I’m scared. | a piece I wrote in March 2017 but didn’t post until now. 

In about 15 minutes, my littlest baby will take off on his first plane ride for a week long trip with his dad to visit family out-of-state. I feel like most moms would have a hard time with being separated from their babies for 7 whole days regardless, but there’s another layer to me that makes this so much harder.

I more than likely have OCD. Specifically, I’ve been told I have “Harm OCD.” I say “more than likely” because I have never been formally diagnosed, but after a few months of therapy, this was the best assessment offered to me. This means that I think obsessively about the most horrible things you can imagine happening becoming reality for myself or those that I love. I think to an extent, I’ve sort of always been bent this way, but it was made worse by a likely (albeit mild) case of PTSD after back-to-back car accidents in 2014, and intensified after a run with postpartum anxiety.

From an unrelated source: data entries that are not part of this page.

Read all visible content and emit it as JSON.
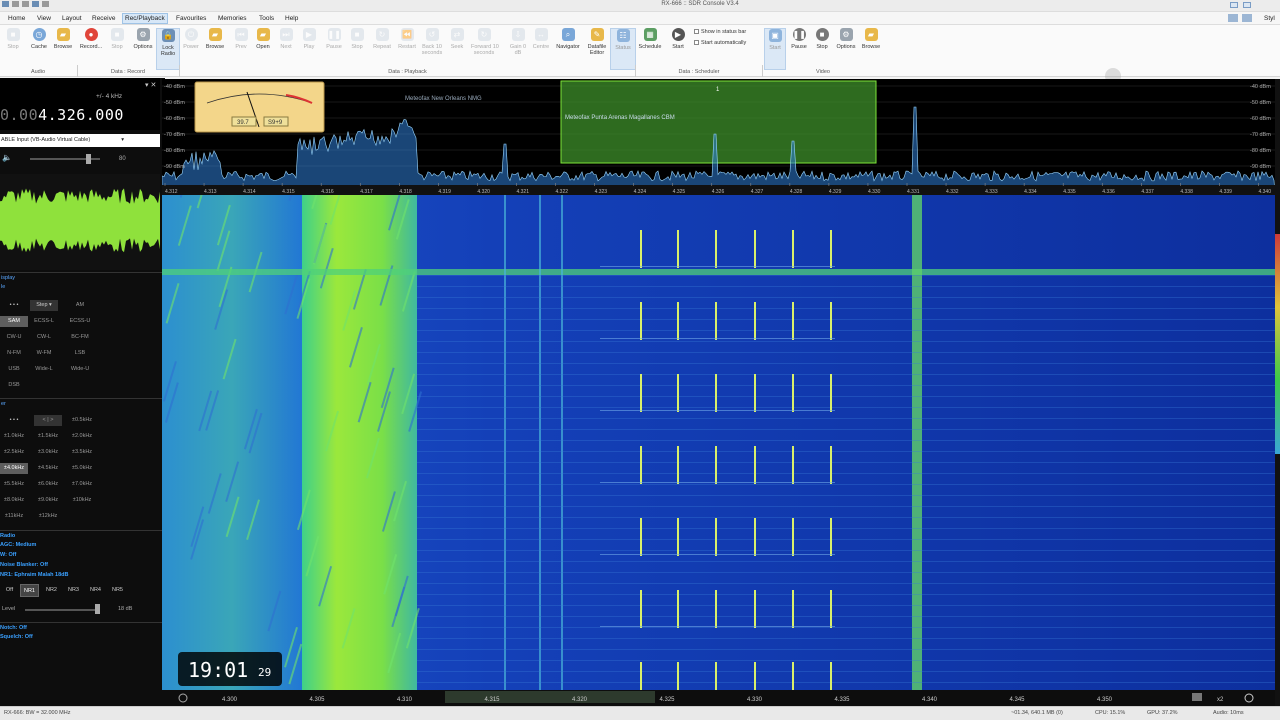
{
  "window": {
    "title": "RX-666 :: SDR Console V3.4"
  },
  "menu": [
    "Home",
    "View",
    "Layout",
    "Receive",
    "Rec/Playback",
    "Favourites",
    "Memories",
    "Tools",
    "Help"
  ],
  "menu_active": "Rec/Playback",
  "menu_right": "Styl",
  "ribbon": {
    "audio": {
      "group": "Audio",
      "buttons": [
        "Stop",
        "Cache",
        "Browse"
      ]
    },
    "data_record": {
      "group": "Data : Record",
      "buttons": [
        "Record...",
        "Stop",
        "Options"
      ]
    },
    "lock_radio": "Lock\nRadio",
    "power": "Power",
    "browse": "Browse",
    "playback": {
      "group": "Data : Playback",
      "buttons": [
        "Prev",
        "Open",
        "Next",
        "Play",
        "Pause",
        "Stop",
        "Repeat",
        "Restart"
      ],
      "back10": "Back 10\nseconds",
      "seek": "Seek",
      "forward10": "Forward 10\nseconds",
      "gain": "Gain 0\ndB",
      "centre": "Centre",
      "navigator": "Navigator",
      "datafile_editor": "Datafile\nEditor",
      "status": "Status"
    },
    "scheduler": {
      "group": "Data : Scheduler",
      "buttons": [
        "Schedule",
        "Start"
      ],
      "show_status": "Show in status bar",
      "start_auto": "Start automatically"
    },
    "video": {
      "group": "Video",
      "buttons": [
        "Start",
        "Pause",
        "Stop",
        "Options",
        "Browse"
      ]
    }
  },
  "left": {
    "bandwidth": "+/- 4 kHz",
    "freq_dim": "0.00",
    "freq_main": "4.326.000",
    "input": "ABLE Input (VB-Audio Virtual Cable)",
    "volume": "80",
    "display_section": "isplay",
    "display_sub": "le",
    "modes": {
      "step": "Step",
      "row1": [
        "AM"
      ],
      "row2": [
        "SAM",
        "ECSS-L",
        "ECSS-U"
      ],
      "row3": [
        "CW-U",
        "CW-L",
        "BC-FM"
      ],
      "row4": [
        "N-FM",
        "W-FM",
        "LSB"
      ],
      "row5": [
        "USB",
        "Wide-L",
        "Wide-U"
      ],
      "row6": [
        "DSB"
      ]
    },
    "active_mode": "SAM",
    "filter_section": "er",
    "filters": {
      "row0": [
        "< | >",
        "±0.5kHz"
      ],
      "row1": [
        "±1.0kHz",
        "±1.5kHz",
        "±2.0kHz"
      ],
      "row2": [
        "±2.5kHz",
        "±3.0kHz",
        "±3.5kHz"
      ],
      "row3": [
        "±4.0kHz",
        "±4.5kHz",
        "±5.0kHz"
      ],
      "row4": [
        "±5.5kHz",
        "±6.0kHz",
        "±7.0kHz"
      ],
      "row5": [
        "±8.0kHz",
        "±9.0kHz",
        "±10kHz"
      ],
      "row6": [
        "±11kHz",
        "±12kHz"
      ]
    },
    "active_filter": "±4.0kHz",
    "radio_status": {
      "title": "Radio",
      "agc": "AGC: Medium",
      "w": "W: Off",
      "noise": "Noise Blanker: Off",
      "nr": "NR1: Ephraim Malah 18dB"
    },
    "nr_buttons": [
      "Off",
      "NR1",
      "NR2",
      "NR3",
      "NR4",
      "NR5"
    ],
    "nr_active": "NR1",
    "level_label": "Level",
    "level_value": "18 dB",
    "notch": "Notch: Off",
    "squelch": "Squelch: Off"
  },
  "spectrum": {
    "dbm_labels": [
      "-40 dBm",
      "-50 dBm",
      "-60 dBm",
      "-70 dBm",
      "-80 dBm",
      "-90 dBm"
    ],
    "dbm_right": [
      "-40 dBm",
      "-50 dBm",
      "-60 dBm",
      "-70 dBm",
      "-80 dBm",
      "-90 dBm"
    ],
    "meter": {
      "value": "39.7",
      "s": "S9+9"
    },
    "marker1": "Meteofax New Orleans NMG",
    "marker2": "Meteofax Punta Arenas Magallanes CBM",
    "marker2_num": "1",
    "freq_labels": [
      "4.312",
      "4.313",
      "4.314",
      "4.315",
      "4.316",
      "4.317",
      "4.318",
      "4.319",
      "4.320",
      "4.321",
      "4.322",
      "4.323",
      "4.324",
      "4.325",
      "4.326",
      "4.327",
      "4.328",
      "4.329",
      "4.330",
      "4.331",
      "4.332",
      "4.333",
      "4.334",
      "4.335",
      "4.336",
      "4.337",
      "4.338",
      "4.339",
      "4.340"
    ]
  },
  "waterfall": {
    "clock_hm": "19:01",
    "clock_ss": "29",
    "scale": [
      "4.300",
      "4.305",
      "4.310",
      "4.315",
      "4.320",
      "4.325",
      "4.330",
      "4.335",
      "4.340",
      "4.345",
      "4.350"
    ]
  },
  "statusbar": {
    "left": "RX-666: BW = 32.000 MHz",
    "stats": "~01.34, 640.1 MB (0)",
    "cpu": "CPU: 15.1%",
    "gpu": "GPU: 37.2%",
    "audio": "Audio: 10ms"
  },
  "colors": {
    "accent": "#3aa0ff",
    "waterfall_bg": "#1034a8",
    "signal": "#7ee63a"
  }
}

I’ve avoided medication as a treatment option (not knocking it, I know it’s done wonders for some people) for this long by having learned to manage my thoughts so that they don’t interfere with my day-to-day life through things similar to meditation, and lots and lots of yoga. Nothing new-agey and resembling anything close to another religion other than Christianity, just sort of meditating on reality and truth. Focusing on what I know is real and know to be a fact instead of what I’m thinking could happen (and sometimes a quick game of solitaire) has done wonders for making me a fully-functional adult.

I’ve known about my son’s trip with his dad for weeks – months, even. But it wasn’t until the last day or two that the reality of his being gone for more than just a few days, being on an airplane, being so far away, really began to weigh on me and the obsessive thoughts began to threaten to take over.

I’m teary-eyed right now just admitting that they exist, because it causes me to remember all that I’ve feared most and spent the better part of a day and a half just trying not to think about. I won’t even begin to describe the awful scenarios I’ve imagined and obsessed over because triggers are real and I don’t want to do that to someone else, and ultimately, that’s not what I’m hear to really write about at all.

I will tell you, though, that I soaked up every possible moment with that boy that I could. I held him longer, kissed him more, and maybe even spoiled him a little bit more than I normally would.

But you see, yesterday, as just me and my youngest babe drove the last 15 minutes we’d spend together for a week to his dad’s house, I opted for the Christian radio station. Knowing that I was plagued with fear, feeling that soreness in my throat, seeing that blurring in my eyes, I was powerless to protect him from harm. Anything that might happen to him, from the slightest bump on his head to the worst I can imagine – I can’t be there for any of it. As a mom, that’s a hard pill to swallow, and without anyone else to talk to, I listened to someone else sing about God’s peace and faithfulness.

And because I realized that in my position now, I have no choice but to hand my son over into God’s hands, and trust Him with all that is precious to me in this world, I prayed. I thanked Him for being patient with me so far, and asked that if He’s good to please be good to my boy. To keep him safe from harm and return him safely to arms that love him desperately. And that if He could spare, to help me through this week, because these thoughts can be deafening.

I wrote previously about how I felt like God was taking off band aids that I’d pasted over my painful spots carefully and gently, earning my trust back a little bit a time, and gaining my attention. This is what has me writing again at all. But this one feels a little more rapid, a little more painful. This is a painful surrender and I’m scared.

I’m scared of something happening to my baby anyway. I’m scared of someone reading this. I’m scared God will be silent. But I have no choice. I have to trust Him.